Response 1: Thank you so much for the comment. We tried to make the most of his advice in order to improve the article.
Point 2: The writing of the Introduction section is unsatisfactory, there is a lack of logical flow and over splitting, the content is redundant, major revision is required..
Response 2: We have reduced the introduction by trying to make it more fluid. We have eliminated paragraphs to avoid repetition in the text.
Point 3: The title of the manuscript is “Mechanisms, Characteristics, and Treatment of Neuropathic Pain and Peripheral Neuropathy Associated with Dinutuximab in Neuroblastoma Patients.”, while only section 6 and 7 are discussing the neurotoxicity induced by Dinutuximab, which is unacceptable. The discussion of the mechanisms and characteristics of this side effect are lacking, and the treatment of this toxicity is inefficiency.
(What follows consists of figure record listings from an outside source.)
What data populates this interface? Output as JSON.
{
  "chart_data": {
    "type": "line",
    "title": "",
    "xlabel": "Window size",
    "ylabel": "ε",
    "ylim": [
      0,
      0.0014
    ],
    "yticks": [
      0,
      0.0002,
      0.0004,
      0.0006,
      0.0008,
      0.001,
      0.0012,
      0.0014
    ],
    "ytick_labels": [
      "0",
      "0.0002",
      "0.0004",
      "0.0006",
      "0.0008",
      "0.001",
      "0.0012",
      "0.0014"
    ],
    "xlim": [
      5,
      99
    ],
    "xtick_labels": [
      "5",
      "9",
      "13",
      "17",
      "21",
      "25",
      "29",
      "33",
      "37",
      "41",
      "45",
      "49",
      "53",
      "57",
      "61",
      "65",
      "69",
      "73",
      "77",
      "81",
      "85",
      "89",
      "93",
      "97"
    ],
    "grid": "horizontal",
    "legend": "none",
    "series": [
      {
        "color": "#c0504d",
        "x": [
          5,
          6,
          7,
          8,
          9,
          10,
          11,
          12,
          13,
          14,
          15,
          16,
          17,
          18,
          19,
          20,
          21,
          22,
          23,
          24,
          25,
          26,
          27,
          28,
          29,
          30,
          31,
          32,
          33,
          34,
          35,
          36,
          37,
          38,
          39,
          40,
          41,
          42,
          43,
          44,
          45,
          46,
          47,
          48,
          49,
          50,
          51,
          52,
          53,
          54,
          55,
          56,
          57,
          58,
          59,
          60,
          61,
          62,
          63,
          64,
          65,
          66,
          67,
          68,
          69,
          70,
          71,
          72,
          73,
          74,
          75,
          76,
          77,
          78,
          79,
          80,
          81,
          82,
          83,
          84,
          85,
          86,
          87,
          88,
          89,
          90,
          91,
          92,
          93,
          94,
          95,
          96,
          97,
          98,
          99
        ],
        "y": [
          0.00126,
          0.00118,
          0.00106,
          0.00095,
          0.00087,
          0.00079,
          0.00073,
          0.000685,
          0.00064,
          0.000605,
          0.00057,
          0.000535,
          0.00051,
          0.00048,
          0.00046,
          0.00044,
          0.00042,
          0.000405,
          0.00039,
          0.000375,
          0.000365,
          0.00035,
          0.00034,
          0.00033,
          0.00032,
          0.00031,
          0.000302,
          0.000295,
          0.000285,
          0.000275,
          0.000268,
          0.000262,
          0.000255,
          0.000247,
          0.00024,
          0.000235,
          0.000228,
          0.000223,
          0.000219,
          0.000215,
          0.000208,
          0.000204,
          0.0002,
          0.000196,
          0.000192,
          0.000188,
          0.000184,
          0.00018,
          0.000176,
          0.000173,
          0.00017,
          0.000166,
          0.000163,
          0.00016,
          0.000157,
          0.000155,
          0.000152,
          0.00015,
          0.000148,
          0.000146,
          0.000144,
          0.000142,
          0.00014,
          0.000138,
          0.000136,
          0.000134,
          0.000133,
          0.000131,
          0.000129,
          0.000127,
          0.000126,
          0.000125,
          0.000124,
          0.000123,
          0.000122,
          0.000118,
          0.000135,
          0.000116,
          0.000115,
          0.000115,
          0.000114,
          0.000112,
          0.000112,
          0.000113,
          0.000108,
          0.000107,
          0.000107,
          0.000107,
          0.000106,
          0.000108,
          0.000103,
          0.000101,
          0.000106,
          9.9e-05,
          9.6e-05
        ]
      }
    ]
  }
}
Response 3: We focused more on the pathogenetic mechanisms of dinutuximab neuropathy and neuropathic pain. Now paragraphs 4,5, 6 and sub-paragraphs 4.1 and 5.1 are devoted to the main topic of the article. We have also added subsections 4.1 and 5.1 to further explore the treatment of neuropathy and neuropathic pain.
Author Response File: 
Author Response.docx
Round 2
Reviewer 2 Report
The authors have addressed all my concerns and revised accordingly.